After establishing himself as an author and comedic speaker in the ’80s and ’90s, Friedman ran for governor in Texas in 2006. He placed fourth out of six.

He recently announced his candidacy for the office of agricultural commissioner as a Democrat; he’s waiting to see whether party regulars are going to draft one of their own to oppose him in the primary.

“We’re saying that if you elect me, it’s a referendum on legalizing marijuana in the state of Texas, which, if you calibrate the numbers, would (generate) about 200 times the revenue that Colorado enjoys” from legalization, Friedman said.
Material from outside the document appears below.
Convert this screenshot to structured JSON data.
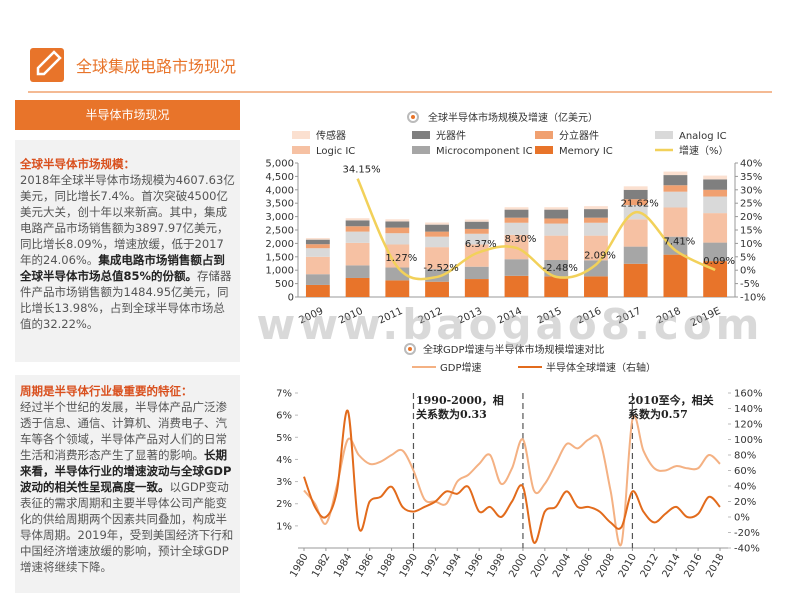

“This is not about dope-smoking hippies,” he continued. “This is about having the revenues to be something better than 48th in education. This is to clear out the prison cells. The prisons are full of people doing two- and three-year terms for nonviolent pot arrests.”

“When Prohibition was lifted (in 1933), the turf wars stopped almost immediately,” he said. “Today, do you think the liquor industry is doing well? I would say it is, so it was the right move. (Legalizing) marijuana could be bigger — and you’ve got the medicinal marijuana. One in 3 of us is going to get cancer. This is the biggest enemy we face, and we’re not looking into (medicinal marijuana)?”

FRIEDMAN’S three shows in Hawaii will follow 14 consecutive shows in Australia.

“It’s something Willie Nelson suggested to me,” he said. (And by the way, Friedman wrote the introduction to Nelson’s 2012 book, “Roll Me Up and Smoke Me When I Die: Musings from the Road.”)

“If you’re on the road, you might as well work every night. … You travel light, it’s like Jesus or Johnny Appleseed,” Friedman said. “Woody Guthrie was another one that traveled like that, a guitar and a suitcase.”